Lukman Bukan Begitu, Mari Kita Belajar Padanya

Oleh: Ahmad Saleh Tabibuddin

Dalam riuh perdebatan yang tak kunjung reda, nama Lukman kembali menjadi semacam episentrum. Ia ditarik ke kanan, diulur ke kiri, diputar ke segala arah, seolah dirinya adalah pusat segala perkara. Padahal, jika kita mau jujur, Lukman bukanlah begitu seperti yang dicitrakan oleh sebagian kawan. Ia bukan sosok yang sekadar “ngelentong” atau melontarkan kalimat berbalut ironi tanpa makna. Justru, di balik gaya bahasanya yang kadang meletup, ia tengah mengajarkan sesuatu yang tidak semua orang bisa cerna dengan baik: seni mengganggu kenyamanan berpikir.

Ahmad Saleh Tabibuddin

Lukman, sebagaimana kita tahu, sering tampil seperti orang yang sengaja memantik api di tungku yang sudah nyala. Ia tidak menaburkan air untuk memadamkan, tetapi juga tidak menambah minyak agar membara. Ia hanya menaruh sejumput garam ke dalam bara itu, agar kita mencium baunya, menoleh, lalu sadar bahwa ada yang sedang terbakar di sekitar kita. Dari sinilah sebenarnya kita perlu belajar padanya, bukan sekadar menyalahkan gaya tutur atau pilihan katanya.

Kita bisa saja berkata “Lukman salah arah,” “Lukman terlampau keras,” atau bahkan “Lukman sedang mengajarkan tuan guru berwudhu.” Tetapi bukankah justru di situlah tantangannya? Bahwa terkadang kita butuh sosok yang berani melabrak pakem, agar pakem itu tidak membeku menjadi dogma. Mari kita bertanya: tanpa orang seperti Lukman, siapa yang akan mengusik kenyamanan kita dalam berpikir? Siapa yang akan mengingatkan kita bahwa perdebatan akademik, sosial, maupun filsafat tidak boleh jatuh menjadi rutinitas tanpa denyut?

Di titik ini, saya ingin menekankan: Lukman bukan begitu, dalam arti ia tidak bisa dipenjarakan hanya dengan satu label. Ia bukan sekadar pengganggu, bukan pula sekadar pengajar. Ia lebih tepat disebut penanda, bahwa percakapan kita masih hidup. Ia hadir sebagai cermin yang kadang retak, kadang bening, tetapi tetap memantulkan wajah kita sendiri. Maka, jangan buru-buru menutup cermin itu hanya karena kita tak suka pada bayangan yang ditampilkannya.

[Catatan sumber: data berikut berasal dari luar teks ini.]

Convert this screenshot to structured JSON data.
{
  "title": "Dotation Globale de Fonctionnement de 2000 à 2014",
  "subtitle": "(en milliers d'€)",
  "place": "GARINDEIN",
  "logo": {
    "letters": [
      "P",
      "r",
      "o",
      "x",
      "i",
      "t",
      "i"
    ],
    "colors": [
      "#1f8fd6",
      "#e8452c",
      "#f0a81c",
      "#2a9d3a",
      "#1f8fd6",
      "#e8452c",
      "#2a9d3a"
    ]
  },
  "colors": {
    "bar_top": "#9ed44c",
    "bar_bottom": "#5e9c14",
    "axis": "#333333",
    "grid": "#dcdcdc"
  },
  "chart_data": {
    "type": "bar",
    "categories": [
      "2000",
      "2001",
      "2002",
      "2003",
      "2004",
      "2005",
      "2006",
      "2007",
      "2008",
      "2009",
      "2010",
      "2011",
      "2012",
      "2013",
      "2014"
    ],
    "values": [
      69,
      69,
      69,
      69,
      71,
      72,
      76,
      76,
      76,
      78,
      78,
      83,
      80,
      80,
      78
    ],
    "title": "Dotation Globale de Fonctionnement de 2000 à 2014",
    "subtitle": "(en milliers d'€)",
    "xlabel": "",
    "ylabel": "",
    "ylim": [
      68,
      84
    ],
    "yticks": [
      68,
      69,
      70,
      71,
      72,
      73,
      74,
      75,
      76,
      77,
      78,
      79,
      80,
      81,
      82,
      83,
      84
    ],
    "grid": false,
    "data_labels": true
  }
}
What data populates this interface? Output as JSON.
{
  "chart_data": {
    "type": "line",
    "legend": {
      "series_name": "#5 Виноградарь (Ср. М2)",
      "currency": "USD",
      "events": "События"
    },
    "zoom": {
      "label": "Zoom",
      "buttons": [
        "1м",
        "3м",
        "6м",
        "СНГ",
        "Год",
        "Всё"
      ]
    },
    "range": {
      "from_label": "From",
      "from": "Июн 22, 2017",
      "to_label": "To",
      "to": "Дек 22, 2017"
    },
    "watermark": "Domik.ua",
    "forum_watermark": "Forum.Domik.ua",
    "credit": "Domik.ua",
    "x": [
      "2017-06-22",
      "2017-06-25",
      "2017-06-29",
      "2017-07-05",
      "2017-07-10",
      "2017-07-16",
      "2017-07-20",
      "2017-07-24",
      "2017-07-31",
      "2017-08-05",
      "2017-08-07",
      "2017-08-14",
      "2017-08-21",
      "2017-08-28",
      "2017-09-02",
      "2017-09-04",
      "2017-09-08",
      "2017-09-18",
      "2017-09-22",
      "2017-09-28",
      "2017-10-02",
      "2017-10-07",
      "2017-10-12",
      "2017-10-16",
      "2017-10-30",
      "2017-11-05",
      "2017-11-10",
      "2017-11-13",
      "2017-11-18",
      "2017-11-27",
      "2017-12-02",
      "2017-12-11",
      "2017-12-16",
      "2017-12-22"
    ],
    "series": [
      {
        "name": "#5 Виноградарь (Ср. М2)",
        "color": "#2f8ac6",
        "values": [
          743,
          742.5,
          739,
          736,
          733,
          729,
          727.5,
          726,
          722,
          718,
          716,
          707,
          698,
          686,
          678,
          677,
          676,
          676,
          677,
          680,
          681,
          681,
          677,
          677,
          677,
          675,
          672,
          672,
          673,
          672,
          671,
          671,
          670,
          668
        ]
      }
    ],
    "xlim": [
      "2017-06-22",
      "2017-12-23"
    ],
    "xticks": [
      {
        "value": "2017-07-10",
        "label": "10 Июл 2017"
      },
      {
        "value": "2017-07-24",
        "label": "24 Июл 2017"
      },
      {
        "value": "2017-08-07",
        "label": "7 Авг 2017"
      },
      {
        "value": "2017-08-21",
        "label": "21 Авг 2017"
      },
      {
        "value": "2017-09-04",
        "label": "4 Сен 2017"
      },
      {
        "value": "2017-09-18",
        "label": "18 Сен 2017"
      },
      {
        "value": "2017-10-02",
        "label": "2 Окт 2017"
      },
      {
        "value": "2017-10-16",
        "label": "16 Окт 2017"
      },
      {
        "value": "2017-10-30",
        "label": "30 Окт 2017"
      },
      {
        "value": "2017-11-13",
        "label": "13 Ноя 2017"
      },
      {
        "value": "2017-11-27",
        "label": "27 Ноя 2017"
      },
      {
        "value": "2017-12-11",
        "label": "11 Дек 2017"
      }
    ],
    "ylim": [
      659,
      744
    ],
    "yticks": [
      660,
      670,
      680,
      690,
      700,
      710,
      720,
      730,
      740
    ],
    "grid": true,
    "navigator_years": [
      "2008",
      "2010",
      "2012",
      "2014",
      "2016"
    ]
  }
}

Mari kita belajar padanya, bukan dengan menelannya mentah-mentah, melainkan dengan menyaring. Belajar bahwa pikiran tak harus mulus, bahwa dialog tak harus selalu manis. Justru dari kerikil-kerikil yang dilempar Lukman itulah, jalan diskusi kita menjadi lebih terasa. Kalau perdebatan ini hendak ditutup, biarlah ditutup dengan kesadaran: bukan Lukman yang keliru, melainkan kita yang terlalu malas untuk menafsirkan.